Несгибаемый удивленно глянул на Михайлова. Тот в ответ пожал плечами. А когда вылезал из машины, сказал:
— Вообще-то Климов не признает ранних сроков посева…
Климов неторопливо шагал навстречу. Это был невысокого роста человек, в синем плаще. Ветерок играл вихрами волос льняного цвета, сильный загар подчеркивал сплетения морщинок на лице. На губах Климова добродушная улыбка.
— Сев развертываете? — кивнув в сторону трактора, спросил Несгибаемый Климова.
— Десять гектаров выделили для раннего сева… Без этого нельзя. Наш секретарь райкома товарищ Топорков настроен и нынче всех обогнать на севе… Так что… Поле у нас отведено для опытов по срокам сева. Сорт «мильтурум» посеем в четыре срока. — Покопав носком сапога землю, добавил: — Говорят, Обухов тысячу гектаров уже посеял.
— Позвольте! — удивился Несгибаемый. — Я немножко следил за Обуховым, писали о неплохих урожаях в его совхозе.
— Первые два года были, пока агроном опытный держался. А в прошлом году Обухов собрал по восьми центнеров зерна, сорняки разводит. Вот и нынче: на севе будет первый, а в связи с плохим урожаем получит самый низкий план по хлебосдаче и по проценту к плану опять будет впереди. Да разве это правильно, товарищ Павлов? — загорячился вдруг Климов. — Разве это нормально? Живем рядом, земли одинаковые, мы в прошлом году собрали с гектара по семнадцати центнеров, в два раза больше, чем Обухов, а по проценту к плану хлебосдачи он даже выше нашего, потому что ему план нищенский установили.

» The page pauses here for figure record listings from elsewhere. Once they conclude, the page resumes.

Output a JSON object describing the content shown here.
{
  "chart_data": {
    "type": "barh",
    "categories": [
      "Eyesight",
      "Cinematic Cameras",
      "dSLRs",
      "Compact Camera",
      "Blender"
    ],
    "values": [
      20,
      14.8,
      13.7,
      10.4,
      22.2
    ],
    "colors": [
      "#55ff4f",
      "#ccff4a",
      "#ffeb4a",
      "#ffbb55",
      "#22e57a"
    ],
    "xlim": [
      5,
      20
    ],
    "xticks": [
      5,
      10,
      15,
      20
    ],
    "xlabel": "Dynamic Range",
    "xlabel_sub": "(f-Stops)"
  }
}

Гости молча выслушали благородный гнев агронома.
К машине подошла миловидная женщина, поздоровалась. Климов представил:
— Вера Васильевна, агроном. И еще — моя жена.
Вера Васильевна смутилась, на ее лице заиграл густой румянец. Она пошутила:
— Семейственность, одним словом…
Павлов когда-то работал на сортоиспытательном участке, и у них с Верой Васильевной завязался оживленный, сугубо специальный разговор. Оказалось, что многие из его замыслов по сортоиспытанию Вера Васильевна осуществила на полях совхоза. Он записал в свою книжечку названные Верой Васильевной цифры урожая отдельных сортов при различной обработке и в зависимости от сроков посева. Из цифр явствовало, что разница в урожае за счет сроков сева достигала в некоторые годы десяти центнеров с гектара.